As the novel coronavirus spreads across the United States, the number of individuals suffering from pneumonia and flu-like symptoms caused by the disease is set to dramatically rise. With this in mind, now is a good time to ask whether the US health care system is up to the task. 

Italy experienced a surge in demand for health services far in excess of what it was able to supply after failing to effectively manage the virus’s spread. Their inadequate supply of ventilator machines, which help move air into the lungs of patients that have difficulty breathing, proved particularly problematic. The shortage forced Italy to make hard choices regarding the use of limited resources, resulting in more deaths than would have otherwise occurred if the virus had spread at a slower rate. Indeed, the mortality rate associated with COVID-19 rises substantially when health system systems become overwhelmed, as illustrated in the graphic below.

Source: World Economic Forum

Is the United States similarly ill-prepared?

One encouraging sign for the United States is our high number of intensive care unit (ICU) beds per person. The density of ICU beds is a significant indicator of coronavirus preparedness because ICU beds are typically equipped with ventilator machines, which are lifesaving in cases of respiratory illnesses such as COVID-19. Even compared with similarly wealthy countries, the number of ICU beds per person in the United States is exceptionally high

Some have suggested that total hospital beds per-capita is also an important indicator of a country’s response capacity. The OECD gives the United States a relatively low score on its measure of total hospital beds, suggesting the United States may be ill-prepared compared to other rich countries. The intuition here is that the virus necessitates triaging resources from elsewhere in the health system, and the United States looks poorly prepared to do so. 

Fortunately, the OECD’s density of total hospital beds statistic understates the US’s preparedness in at least three ways. First, and most importantly, the density of all hospital beds says little about whether such beds are equipped with the ventilators necessary to deal with respiratory illness. Second, the total hospital beds statistic includes facilities dedicated to long-term or psychiatric care, which are likely of limited use during a viral outbreak. Finally, the total number of beds does not capture the excess capacity that can be rapidly devoted to coronavirus response. 

Breaking out the density of beds devoted to acute care from the OECD’s total provides a clearer picture of the intensive care (ICU) and intermediate care (IMCU) hospital beds that are most useful during an outbreak.

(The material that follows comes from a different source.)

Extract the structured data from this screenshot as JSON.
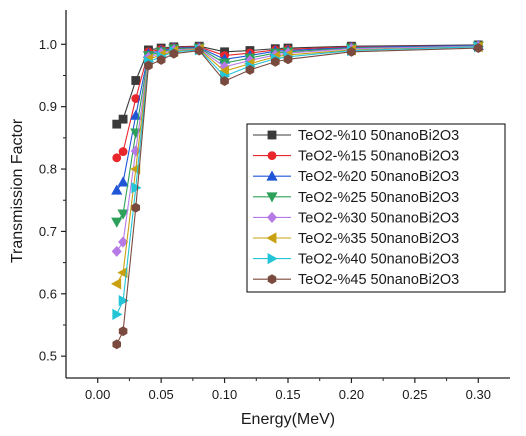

While ventilator-equipped ICU beds will be most crucial, IMCUs can play a useful secondary role by allowing for coordinated monitoring of patients who may develop severe symptoms. An estimate of the excess bed capacity that can be devoted to coronavirus response in the United States can be produced by combining the density of acute care beds with their utilization rate. When the type of hospital bed and pre-existing level of utilization are accounted for, the US has significantly more acute care beds available for patients than Italy, although many fewer than South Korea. In fact, Korea has far more acute care bed capacity than any other OECD country, which may be a factor behind their success in reducing COVID-19’s lethality. 

Source: OECD Health Resources Database & OECD – Acute Care Bed Occupancy Rate

US Workforce Limitations Pose Greatest Risk

While the US benefits in terms of disaster-preparedness as a consequence of heavy investments in high-intensity health care services such as ICU beds and ventilators, there are other margins where we risk falling short. A lack of appropriately-trained staff able to manage and provide the necessary care is more likely to be our limiting factor than fixed-cost supplies. Studies find that mass emergency care often requires scaling up the medical workforce to such an extent that it may prove difficult in the US. And improper ventilator usage can result in serious complications if operated by untrained hands.

The physician workforce of the United States is smaller than in most rich countries. This may make it more difficult to reallocate physician capacity toward the treatment of COVID-19 than in other countries. Policies that increase the practice authority of nurse practitioners and physician assistants are therefore a promising strategy for bolstering disaster-preparedness

The United States is likely better prepared for the coronavirus than was Italy. The United States health care system has invested heavily in high-intensity medical care including ventilators and ICUs, which should make a breakdown in treatment less likely. The much more worrying bottleneck is simply the insufficient supply of skilled staff in the face of emergency levels of demand. In addition to slowing the rate of infection, public officials should consider actions designed to expand the supply of health care workers, from liberalizing licensure requirements to expediting licenses for practitioners from out of state.